7) Additional comments regarding unhelpful/unclear figure aspects for algorithm specifics:
Are there any known inherent biases in terms of preferences in cluster sizes? It appears, from Figure 4, that there are a small number of fairly large (and quite uniform) clusters and a larger number of quite small ones (that seem quite noisy with respect to the anatomist's cell classification).
Our model uses a nonparmetric prior which generally believes that a “small” number of clusters can be used to predict the data, but (should the data support it) but is easily dominated by the likelihood of the data. The good agreement in both cluster size and type with synthetic data leads us to believe that this is not an effect of the prior. Additionally, we perform hyperparameter inference over the cluster concentration parameter alpha. This avoids over-biasing the model towards large clusters. Thus we believe the “noise” present in the clusterings truly reflects uncertainty in the data.
It is difficult to judge just by visual inspection alone how “good” the agreement between the automated cluster analysis and the anatomist's ordering scheme really is (Figure 3C, outer ring). Is there a more quantitative way of determining the “fit” of the model with the a priori anatomical cell type assignments?
As mentioned above, we added additional fit metrics. We also expanded the discussion of this in the text to make it easier to digest for the readers.
In a similar vein, the text claims (in the subsection headed “Recovering spatial connectivity in multiple graphs simultaneously”) that for C. elegans the clusters correspond roughly homogenously to moto, sensory and interneurons, but looking at Figure 5, it is not so clear. Interneurons are found in almost all of the clusters, and very few are truly homogeneous with respect to these three types of neurons. Again, it would be good to think of a way to quantify “homogeneity”.

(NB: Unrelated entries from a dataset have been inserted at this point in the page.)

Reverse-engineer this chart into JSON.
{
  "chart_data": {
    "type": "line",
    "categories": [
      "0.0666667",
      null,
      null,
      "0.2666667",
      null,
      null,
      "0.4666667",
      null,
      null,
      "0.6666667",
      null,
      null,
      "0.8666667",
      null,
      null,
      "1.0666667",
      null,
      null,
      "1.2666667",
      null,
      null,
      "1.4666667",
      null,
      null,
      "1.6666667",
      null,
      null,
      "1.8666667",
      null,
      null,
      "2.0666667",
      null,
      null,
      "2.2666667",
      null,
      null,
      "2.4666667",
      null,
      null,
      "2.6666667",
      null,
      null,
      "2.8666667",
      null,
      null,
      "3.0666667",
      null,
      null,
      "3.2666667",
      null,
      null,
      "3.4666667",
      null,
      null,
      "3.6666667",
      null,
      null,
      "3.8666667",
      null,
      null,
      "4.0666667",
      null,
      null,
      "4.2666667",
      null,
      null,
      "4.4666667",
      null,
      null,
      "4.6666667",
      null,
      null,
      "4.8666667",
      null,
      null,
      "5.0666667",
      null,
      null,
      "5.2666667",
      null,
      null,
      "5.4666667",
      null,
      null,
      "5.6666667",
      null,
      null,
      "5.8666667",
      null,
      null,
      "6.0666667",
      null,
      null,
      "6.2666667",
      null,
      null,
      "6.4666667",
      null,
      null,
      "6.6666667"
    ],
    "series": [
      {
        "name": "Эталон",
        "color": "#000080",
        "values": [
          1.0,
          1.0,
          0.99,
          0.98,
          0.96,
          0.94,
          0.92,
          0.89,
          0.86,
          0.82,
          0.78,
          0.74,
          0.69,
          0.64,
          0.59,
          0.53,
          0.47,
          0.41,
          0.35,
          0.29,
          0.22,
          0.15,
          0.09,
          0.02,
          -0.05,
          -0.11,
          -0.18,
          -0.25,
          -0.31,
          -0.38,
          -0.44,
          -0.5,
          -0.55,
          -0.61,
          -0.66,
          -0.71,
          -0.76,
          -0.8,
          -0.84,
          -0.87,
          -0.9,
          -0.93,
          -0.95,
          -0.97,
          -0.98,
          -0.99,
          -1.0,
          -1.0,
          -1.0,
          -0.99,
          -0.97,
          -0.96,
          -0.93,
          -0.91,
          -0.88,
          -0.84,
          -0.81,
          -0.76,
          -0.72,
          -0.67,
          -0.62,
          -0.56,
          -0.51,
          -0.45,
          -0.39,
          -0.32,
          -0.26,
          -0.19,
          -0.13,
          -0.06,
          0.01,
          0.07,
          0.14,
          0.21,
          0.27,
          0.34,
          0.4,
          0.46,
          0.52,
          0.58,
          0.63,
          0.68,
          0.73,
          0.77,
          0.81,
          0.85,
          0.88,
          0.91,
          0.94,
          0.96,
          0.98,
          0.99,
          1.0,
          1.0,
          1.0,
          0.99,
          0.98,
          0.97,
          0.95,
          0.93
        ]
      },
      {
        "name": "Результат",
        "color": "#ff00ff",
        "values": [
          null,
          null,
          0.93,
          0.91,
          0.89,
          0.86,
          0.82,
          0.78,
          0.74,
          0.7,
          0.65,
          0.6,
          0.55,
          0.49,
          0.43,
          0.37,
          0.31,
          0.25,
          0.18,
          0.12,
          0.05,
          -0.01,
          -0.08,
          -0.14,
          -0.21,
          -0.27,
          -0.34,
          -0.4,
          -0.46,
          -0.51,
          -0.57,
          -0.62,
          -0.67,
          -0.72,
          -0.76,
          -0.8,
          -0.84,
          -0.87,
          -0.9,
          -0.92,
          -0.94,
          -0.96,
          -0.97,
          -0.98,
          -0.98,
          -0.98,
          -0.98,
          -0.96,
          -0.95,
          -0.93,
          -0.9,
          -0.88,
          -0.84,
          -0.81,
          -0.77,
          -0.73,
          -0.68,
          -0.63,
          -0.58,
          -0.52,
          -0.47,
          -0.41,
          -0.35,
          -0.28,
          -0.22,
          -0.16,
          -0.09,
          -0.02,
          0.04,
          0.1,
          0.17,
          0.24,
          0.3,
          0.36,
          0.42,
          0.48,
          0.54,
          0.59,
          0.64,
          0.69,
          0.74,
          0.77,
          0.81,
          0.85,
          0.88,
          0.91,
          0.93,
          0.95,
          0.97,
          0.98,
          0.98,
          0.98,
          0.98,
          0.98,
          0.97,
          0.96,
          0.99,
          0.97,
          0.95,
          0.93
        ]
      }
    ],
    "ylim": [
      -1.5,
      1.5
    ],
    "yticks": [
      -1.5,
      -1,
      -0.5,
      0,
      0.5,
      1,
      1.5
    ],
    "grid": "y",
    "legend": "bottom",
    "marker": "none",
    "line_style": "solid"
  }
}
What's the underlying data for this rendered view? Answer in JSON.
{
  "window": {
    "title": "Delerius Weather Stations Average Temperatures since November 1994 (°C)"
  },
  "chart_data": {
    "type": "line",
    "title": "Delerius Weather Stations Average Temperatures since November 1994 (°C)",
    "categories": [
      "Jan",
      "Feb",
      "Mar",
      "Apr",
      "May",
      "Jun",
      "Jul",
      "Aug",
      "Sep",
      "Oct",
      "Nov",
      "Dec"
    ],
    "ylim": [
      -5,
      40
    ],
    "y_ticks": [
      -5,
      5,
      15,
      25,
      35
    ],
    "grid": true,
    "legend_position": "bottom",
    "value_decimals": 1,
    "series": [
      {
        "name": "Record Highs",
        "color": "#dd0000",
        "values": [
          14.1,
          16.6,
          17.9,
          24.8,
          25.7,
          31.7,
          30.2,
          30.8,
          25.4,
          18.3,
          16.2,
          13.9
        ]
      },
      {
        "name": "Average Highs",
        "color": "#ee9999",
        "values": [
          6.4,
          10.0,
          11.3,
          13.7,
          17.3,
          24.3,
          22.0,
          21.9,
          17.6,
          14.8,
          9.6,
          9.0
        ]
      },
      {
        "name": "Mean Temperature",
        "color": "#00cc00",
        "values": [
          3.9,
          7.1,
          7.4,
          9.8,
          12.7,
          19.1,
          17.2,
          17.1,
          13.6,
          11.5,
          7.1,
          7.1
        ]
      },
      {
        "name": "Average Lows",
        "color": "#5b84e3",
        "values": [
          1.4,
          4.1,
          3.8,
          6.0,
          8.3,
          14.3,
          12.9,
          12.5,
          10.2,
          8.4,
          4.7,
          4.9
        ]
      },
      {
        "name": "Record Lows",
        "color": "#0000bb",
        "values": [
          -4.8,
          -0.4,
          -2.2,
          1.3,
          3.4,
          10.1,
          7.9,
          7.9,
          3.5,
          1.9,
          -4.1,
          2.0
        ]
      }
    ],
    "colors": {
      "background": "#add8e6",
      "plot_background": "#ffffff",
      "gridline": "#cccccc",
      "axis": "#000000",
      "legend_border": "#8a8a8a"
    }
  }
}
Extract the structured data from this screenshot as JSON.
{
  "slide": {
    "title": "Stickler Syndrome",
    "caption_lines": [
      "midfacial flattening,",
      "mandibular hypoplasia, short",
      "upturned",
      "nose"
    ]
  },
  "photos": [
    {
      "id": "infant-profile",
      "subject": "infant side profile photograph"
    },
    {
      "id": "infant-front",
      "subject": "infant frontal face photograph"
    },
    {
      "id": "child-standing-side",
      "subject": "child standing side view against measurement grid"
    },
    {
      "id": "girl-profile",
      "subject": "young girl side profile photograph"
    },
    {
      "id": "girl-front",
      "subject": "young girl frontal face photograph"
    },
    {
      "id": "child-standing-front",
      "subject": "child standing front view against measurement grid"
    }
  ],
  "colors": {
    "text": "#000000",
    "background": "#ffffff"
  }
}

We added a quantification of homogeneity and toned down the discussion in the text.
In the circular plots (e.g. Figure 1I), it is not quite clear what the shaded arcs in the center refer to. Is the shading proportional to some sort of density (of what?), and what does the width of these arcs refer to?
Per above, we have abandoned the circos-style plots, replacing them with (what we hope are) more intuitive and carefully-annotated linear figures.